R. 23. The ALJ found Claimant's medically determinable impairments could reasonably be expected to cause her alleged symptoms, but also found Claimant's statements concerning the intensity, persistence, and limiting effects were not entirely consistent with the evidence. R. 25. The ALJ found the State agency psychological consultants' opinions that Claimant had no more than mild mental functional limitations persuasive. R. 26. She also found Claimant “occasionally presented as anxious and agitated” but concluded that medical professionals consistently described Claimant as cooperative, alert, and oriented with normal mood, affect, behavior, memory, thought process, speech, insight, judgment, grooming, hygiene, and fund of knowledge. R. 26. The ALJ found a psychological consultative examiner's opinion from 2013 and 2015 unpersuasive because it was offered years before Claimant's asserted onset date. The ALJ concluded Claimant retained the ability to perform work within the parameters of the RFC. R. 27. Based on the RFC determination, the ALJ found Claimant was capable of performing past relevant work as a technical support/customer service representative. R. 28.
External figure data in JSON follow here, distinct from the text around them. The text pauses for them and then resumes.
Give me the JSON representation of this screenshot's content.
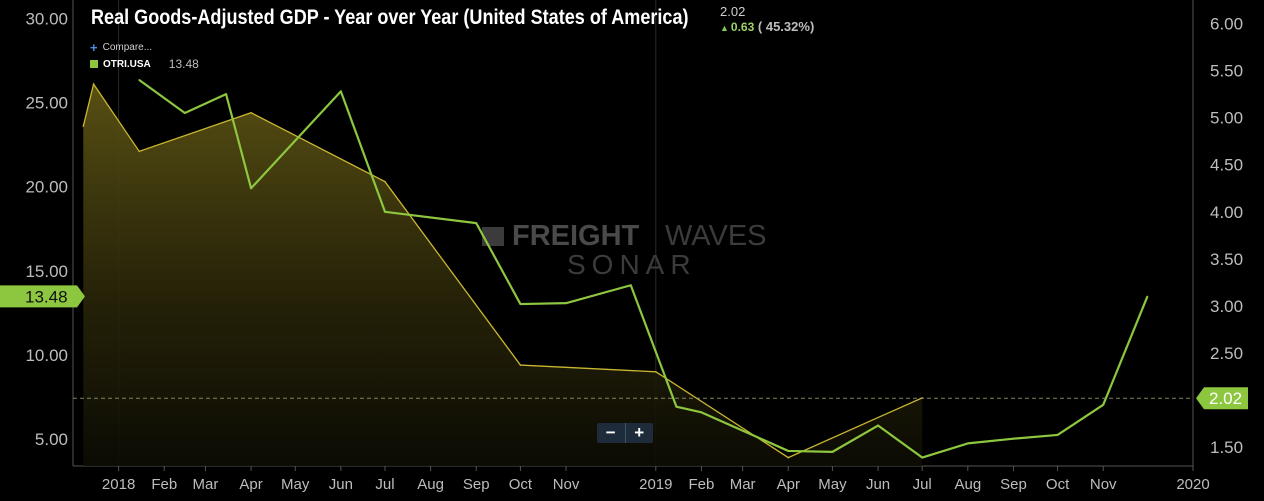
{
  "header": {
    "title": "Real Goods-Adjusted GDP - Year over Year (United States of America)",
    "last_value": "2.02",
    "change": "0.63",
    "change_pct": "( 45.32%)"
  },
  "legend": {
    "compare_label": "Compare...",
    "series_name": "OTRI.USA",
    "series_value": "13.48"
  },
  "watermark": {
    "line1_bold": "FREIGHT",
    "line1_light": "WAVES",
    "line2": "SONAR"
  },
  "zoom": {
    "minus": "−",
    "plus": "+"
  },
  "colors": {
    "otri": "#c9b531",
    "gdp": "#8dc63f",
    "background": "#000000"
  },
  "chart_data": {
    "type": "line",
    "x_tick_labels": [
      "2018",
      "Feb",
      "Mar",
      "Apr",
      "May",
      "Jun",
      "Jul",
      "Aug",
      "Sep",
      "Oct",
      "Nov",
      "2019",
      "Feb",
      "Mar",
      "Apr",
      "May",
      "Jun",
      "Jul",
      "Aug",
      "Sep",
      "Oct",
      "Nov",
      "2020"
    ],
    "left_axis": {
      "ticks": [
        5,
        10,
        15,
        20,
        25,
        30
      ],
      "tick_labels": [
        "5.00",
        "10.00",
        "15.00",
        "20.00",
        "25.00",
        "30.00"
      ],
      "ylim": [
        3.4,
        31.1
      ]
    },
    "right_axis": {
      "ticks": [
        1.5,
        2.0,
        2.5,
        3.0,
        3.5,
        4.0,
        4.5,
        5.0,
        5.5,
        6.0
      ],
      "tick_labels": [
        "1.50",
        "2.00",
        "2.50",
        "3.00",
        "3.50",
        "4.00",
        "4.50",
        "5.00",
        "5.50",
        "6.00"
      ],
      "ylim": [
        1.3,
        6.25
      ]
    },
    "series": [
      {
        "name": "OTRI.USA",
        "axis": "left",
        "style": "area",
        "x": [
          "2017-12-08",
          "2017-12-15",
          "2018-01-15",
          "2018-04-01",
          "2018-07-01",
          "2018-10-01",
          "2019-01-01",
          "2019-04-01",
          "2019-07-01"
        ],
        "values": [
          23.6,
          26.1,
          22.1,
          24.4,
          20.3,
          9.4,
          9.0,
          3.9,
          7.45
        ],
        "current_label": "13.48",
        "current_value": 13.48
      },
      {
        "name": "Real Goods-Adjusted GDP - Year over Year (United States of America)",
        "axis": "right",
        "style": "line",
        "x": [
          "2018-01-15",
          "2018-02-15",
          "2018-03-15",
          "2018-04-01",
          "2018-06-01",
          "2018-07-01",
          "2018-09-01",
          "2018-10-01",
          "2018-11-01",
          "2018-12-15",
          "2019-01-15",
          "2019-02-01",
          "2019-04-01",
          "2019-05-01",
          "2019-06-01",
          "2019-07-01",
          "2019-08-01",
          "2019-09-01",
          "2019-10-01",
          "2019-11-01",
          "2019-12-01"
        ],
        "values": [
          5.4,
          5.05,
          5.25,
          4.25,
          5.28,
          4.0,
          3.88,
          3.02,
          3.03,
          3.22,
          1.93,
          1.87,
          1.46,
          1.45,
          1.73,
          1.39,
          1.54,
          1.59,
          1.63,
          1.95,
          3.1
        ],
        "current_label": "2.02",
        "current_value": 2.02
      }
    ],
    "reference_line": {
      "axis": "right",
      "value": 2.02,
      "style": "dashed"
    },
    "grid": false
  }
}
At step five, the ALJ found Claimant could perform other jobs that existed in significant numbers in the national economy, including data entry clerk, receptionist, and appointment clerk. R. 28-30. Accordingly, the ALJ concluded Claimant was not disabled. R. 30. Claimant now seeks judicial review pursuant to 42 U.S.C. § 405(g).

Claimant filed an earlier disability application in October 2014, which was unsuccessful. R. 16, 94, 103. Claimant does not challenge the 2014 application decision in this action.

CONCLUSIONS OF LAW

I. Standard of Review

Disability under the Social Security Act means the “inability to engage in any substantial gainful activity by reason of any medically determinable physical or mental impairment which can be expected to result in death or which has lasted or can be expected to last for a continuous period of not less than 12 months.” 42 U.S.C. § 423(d)(1)(A). Under the regulations, disability means that the impairment(s) is/are so severe that the claimant is not only unable to engage in previous work but cannot engage in any other kind of substantial gainful employment that exists in the national economy. Id. § 423(d)(2)(A). The claimant bears the burden of proving entitlement to disability benefits. See 20 C.F.R. § 404.1512(a)(1); Kamann v. Colvin, 721 F.3d 945, 950 (8th Cir. 2013).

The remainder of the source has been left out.